La solution classique est que le programme principal [qui s’appelle d’ailleurs loop()] boucle sans cesse en regardant s’il y a du nouveau, ce qui fait plein de scrutations de nombreuses variables pour rien, avec le risque qu’une des scrutations tombe sur un cas mal géré et que le programme se plante dans une boucle sans fin. Il est beaucoup plus simple d’utiliser les interruptions (dont celle d’un des timers de l’Arduino) pour cadencer le travail du microprocesseur en lui disant quand une impulsion vient d’être reçue d’un allumage ou quand telle ou telle temporisation est terminée. C’est la solution qui a été retenue.
Intégration du signal envoyé au compte-tours
Le signal envoyé au compte-tours est un signal rectangulaire normalement de même fréquence que celle des impulsions reçues de l’allumage.
Sauf que pour éviter de répercuter les variations rapides de cette fréquence des impulsions, on a vu qu’il faudrait l’intégrer. Donc au lieu de seulement mesurer la durée entre les deux dernières impulsions, on va calculer la moyenne des 25 dernières durées mesurées, dite « moyenne glissante ». On va donc calculer la « somme glissante » qu’on divisera ensuite par 25 pour avoir la moyenne.
Pour réaliser cela, on utilise une structure faite pour ça : un tableau de 25 cases. Trop simple !
Le mécanisme est le suivant : on imagine 25 cases disposées en cercle, et on remplit ces cases, une à une, avec les mesures successives comme on distribuerait des cartes à jouer, chaque case à son tour. A cette différence près avec le jeu de cartes que chaque nouvelle carte dans une case remplace l’ancienne au lieu de se placer au-dessus.

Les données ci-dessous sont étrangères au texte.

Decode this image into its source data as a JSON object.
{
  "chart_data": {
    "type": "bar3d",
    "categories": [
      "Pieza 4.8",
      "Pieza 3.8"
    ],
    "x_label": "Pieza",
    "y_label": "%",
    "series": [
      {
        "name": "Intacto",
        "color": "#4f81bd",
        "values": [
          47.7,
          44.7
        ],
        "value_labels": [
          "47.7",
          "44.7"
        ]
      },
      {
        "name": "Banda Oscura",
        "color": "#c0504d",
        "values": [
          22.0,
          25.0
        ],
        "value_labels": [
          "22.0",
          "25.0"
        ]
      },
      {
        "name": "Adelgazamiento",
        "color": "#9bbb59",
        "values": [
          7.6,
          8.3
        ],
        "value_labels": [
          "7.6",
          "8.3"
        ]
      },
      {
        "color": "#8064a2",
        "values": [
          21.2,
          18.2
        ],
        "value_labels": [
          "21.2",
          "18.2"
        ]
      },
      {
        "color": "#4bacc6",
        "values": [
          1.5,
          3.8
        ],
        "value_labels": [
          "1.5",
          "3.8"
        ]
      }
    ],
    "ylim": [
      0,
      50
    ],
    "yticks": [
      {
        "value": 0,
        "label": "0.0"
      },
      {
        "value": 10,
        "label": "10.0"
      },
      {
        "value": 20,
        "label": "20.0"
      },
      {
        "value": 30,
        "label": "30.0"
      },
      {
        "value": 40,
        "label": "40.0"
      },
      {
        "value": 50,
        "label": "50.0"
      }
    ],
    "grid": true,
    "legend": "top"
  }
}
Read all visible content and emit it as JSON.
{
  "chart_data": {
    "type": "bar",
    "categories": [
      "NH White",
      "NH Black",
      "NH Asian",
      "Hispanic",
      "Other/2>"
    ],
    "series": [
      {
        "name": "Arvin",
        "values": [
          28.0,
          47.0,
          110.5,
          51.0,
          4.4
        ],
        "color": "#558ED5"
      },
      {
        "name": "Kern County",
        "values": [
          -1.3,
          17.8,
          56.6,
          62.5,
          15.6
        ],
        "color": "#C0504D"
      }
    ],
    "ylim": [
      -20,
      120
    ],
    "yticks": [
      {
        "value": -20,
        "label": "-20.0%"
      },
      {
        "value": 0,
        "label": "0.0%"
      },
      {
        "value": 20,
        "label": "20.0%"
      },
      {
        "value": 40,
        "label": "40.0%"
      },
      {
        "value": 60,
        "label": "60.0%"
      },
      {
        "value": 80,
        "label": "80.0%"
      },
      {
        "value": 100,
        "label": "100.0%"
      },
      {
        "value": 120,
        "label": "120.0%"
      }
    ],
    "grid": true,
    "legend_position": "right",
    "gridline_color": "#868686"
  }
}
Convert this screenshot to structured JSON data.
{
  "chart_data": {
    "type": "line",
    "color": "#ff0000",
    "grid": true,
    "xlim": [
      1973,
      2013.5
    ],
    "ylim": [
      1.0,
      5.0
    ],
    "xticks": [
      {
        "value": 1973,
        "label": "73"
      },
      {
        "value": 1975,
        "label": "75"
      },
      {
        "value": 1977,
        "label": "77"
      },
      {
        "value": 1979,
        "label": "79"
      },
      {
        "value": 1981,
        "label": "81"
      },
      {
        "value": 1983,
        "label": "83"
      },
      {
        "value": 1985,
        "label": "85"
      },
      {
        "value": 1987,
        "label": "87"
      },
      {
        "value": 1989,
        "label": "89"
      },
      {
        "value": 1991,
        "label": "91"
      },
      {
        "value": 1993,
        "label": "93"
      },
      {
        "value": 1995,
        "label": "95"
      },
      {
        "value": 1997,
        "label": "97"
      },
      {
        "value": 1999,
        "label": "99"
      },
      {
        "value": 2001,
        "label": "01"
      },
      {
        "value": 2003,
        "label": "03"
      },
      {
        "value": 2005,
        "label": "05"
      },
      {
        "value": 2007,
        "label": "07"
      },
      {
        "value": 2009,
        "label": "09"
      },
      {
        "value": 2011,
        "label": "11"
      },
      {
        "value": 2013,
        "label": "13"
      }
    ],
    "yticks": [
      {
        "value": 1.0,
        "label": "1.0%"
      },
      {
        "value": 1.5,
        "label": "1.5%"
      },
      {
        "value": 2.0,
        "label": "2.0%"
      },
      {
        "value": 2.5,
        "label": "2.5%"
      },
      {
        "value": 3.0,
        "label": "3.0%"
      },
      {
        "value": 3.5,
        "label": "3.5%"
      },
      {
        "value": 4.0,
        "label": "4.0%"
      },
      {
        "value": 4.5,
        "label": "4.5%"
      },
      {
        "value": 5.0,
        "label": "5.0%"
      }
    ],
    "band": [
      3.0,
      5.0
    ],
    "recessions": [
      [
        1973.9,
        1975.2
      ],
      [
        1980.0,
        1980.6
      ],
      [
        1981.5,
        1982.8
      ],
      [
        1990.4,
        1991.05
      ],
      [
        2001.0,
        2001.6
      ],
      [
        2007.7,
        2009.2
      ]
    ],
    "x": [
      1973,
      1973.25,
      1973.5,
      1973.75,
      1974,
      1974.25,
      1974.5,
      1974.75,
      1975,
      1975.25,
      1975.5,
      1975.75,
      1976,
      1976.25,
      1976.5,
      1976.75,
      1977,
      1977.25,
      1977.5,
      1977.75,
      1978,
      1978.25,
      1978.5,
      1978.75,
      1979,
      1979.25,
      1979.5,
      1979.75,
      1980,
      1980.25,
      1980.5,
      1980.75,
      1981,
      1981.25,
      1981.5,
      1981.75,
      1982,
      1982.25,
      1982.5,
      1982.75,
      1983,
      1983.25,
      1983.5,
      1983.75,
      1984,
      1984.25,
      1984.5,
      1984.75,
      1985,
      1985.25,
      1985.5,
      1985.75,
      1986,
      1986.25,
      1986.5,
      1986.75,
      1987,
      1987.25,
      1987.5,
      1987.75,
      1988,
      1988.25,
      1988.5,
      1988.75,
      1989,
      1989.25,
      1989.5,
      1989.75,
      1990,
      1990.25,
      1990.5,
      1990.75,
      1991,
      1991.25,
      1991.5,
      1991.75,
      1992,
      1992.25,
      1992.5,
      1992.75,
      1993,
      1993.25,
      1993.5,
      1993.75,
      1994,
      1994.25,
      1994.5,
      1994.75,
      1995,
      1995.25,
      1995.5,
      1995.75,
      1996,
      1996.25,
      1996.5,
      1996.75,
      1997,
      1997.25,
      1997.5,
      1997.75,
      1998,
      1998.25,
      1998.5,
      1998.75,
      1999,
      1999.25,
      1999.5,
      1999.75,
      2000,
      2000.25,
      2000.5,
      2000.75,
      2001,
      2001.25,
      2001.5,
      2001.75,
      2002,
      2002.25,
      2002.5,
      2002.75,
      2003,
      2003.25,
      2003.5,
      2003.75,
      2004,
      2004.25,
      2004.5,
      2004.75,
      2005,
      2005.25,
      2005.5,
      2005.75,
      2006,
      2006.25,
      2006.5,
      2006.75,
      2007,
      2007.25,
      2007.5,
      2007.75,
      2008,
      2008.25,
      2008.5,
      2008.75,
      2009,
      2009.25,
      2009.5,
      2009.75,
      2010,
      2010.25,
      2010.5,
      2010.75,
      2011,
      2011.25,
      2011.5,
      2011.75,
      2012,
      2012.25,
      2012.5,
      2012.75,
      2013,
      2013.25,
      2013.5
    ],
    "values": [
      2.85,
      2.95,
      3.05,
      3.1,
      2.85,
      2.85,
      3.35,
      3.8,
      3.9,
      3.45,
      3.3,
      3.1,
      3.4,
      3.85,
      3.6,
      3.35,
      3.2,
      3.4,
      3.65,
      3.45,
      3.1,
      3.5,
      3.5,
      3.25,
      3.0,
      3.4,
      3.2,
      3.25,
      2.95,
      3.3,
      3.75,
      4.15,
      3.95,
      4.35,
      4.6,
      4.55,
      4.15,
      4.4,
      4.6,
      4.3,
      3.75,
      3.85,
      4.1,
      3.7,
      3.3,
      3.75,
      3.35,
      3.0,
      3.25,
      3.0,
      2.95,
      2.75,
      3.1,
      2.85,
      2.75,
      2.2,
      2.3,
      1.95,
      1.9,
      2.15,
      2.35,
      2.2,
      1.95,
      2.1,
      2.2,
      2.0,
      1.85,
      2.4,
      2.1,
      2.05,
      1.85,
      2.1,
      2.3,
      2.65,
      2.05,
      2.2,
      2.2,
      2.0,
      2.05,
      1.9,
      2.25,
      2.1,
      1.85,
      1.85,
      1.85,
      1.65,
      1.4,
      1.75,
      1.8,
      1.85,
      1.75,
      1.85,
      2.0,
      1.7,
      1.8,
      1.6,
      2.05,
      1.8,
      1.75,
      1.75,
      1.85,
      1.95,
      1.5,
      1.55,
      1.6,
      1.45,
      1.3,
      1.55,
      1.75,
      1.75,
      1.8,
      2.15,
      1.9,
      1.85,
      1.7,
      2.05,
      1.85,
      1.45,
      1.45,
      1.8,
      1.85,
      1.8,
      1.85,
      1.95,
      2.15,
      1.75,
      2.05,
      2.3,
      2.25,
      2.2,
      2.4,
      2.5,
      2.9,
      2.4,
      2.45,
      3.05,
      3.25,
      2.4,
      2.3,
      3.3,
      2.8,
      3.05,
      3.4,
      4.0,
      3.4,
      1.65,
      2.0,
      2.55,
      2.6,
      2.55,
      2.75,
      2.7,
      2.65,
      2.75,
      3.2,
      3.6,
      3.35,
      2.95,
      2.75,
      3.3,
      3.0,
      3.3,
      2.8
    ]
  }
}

Quand une mesure nouvelle arrive, elle doit aller dans une case contenant déjà une mesure ancienne. Je lis cette mesure ancienne (que je peux maintenant jeter), je la retranche de la somme glissante actuelle et j’y ajoute la valeur de la nouvelle mesure (que je place à son tour dans la case, à la place de l’ancienne, pour la conserver jusqu’au prochain passage). C’est tout ! La prochaine mesure tombera dans la case suivante et ainsi de suite. A chaque nouvelle mesure, la somme glissante est recalculée : en quelque sorte elle oublie la mesure la plus ancienne pour la remplacer par la plus récente, de sorte qu’elle est toujours égale à la somme des 25 dernières mesures.
On pourrait procéder de façon moins astucieuse et calculer benoitement à chaque nouvelle mesure la somme des 25 cases, mais ce serait beaucoup moins rapide, et tellement moins beau…
Juste un conseil : arrêtez les mots croisés et le sudoku, et mettez vous à l’Arduino, c’est bluffant.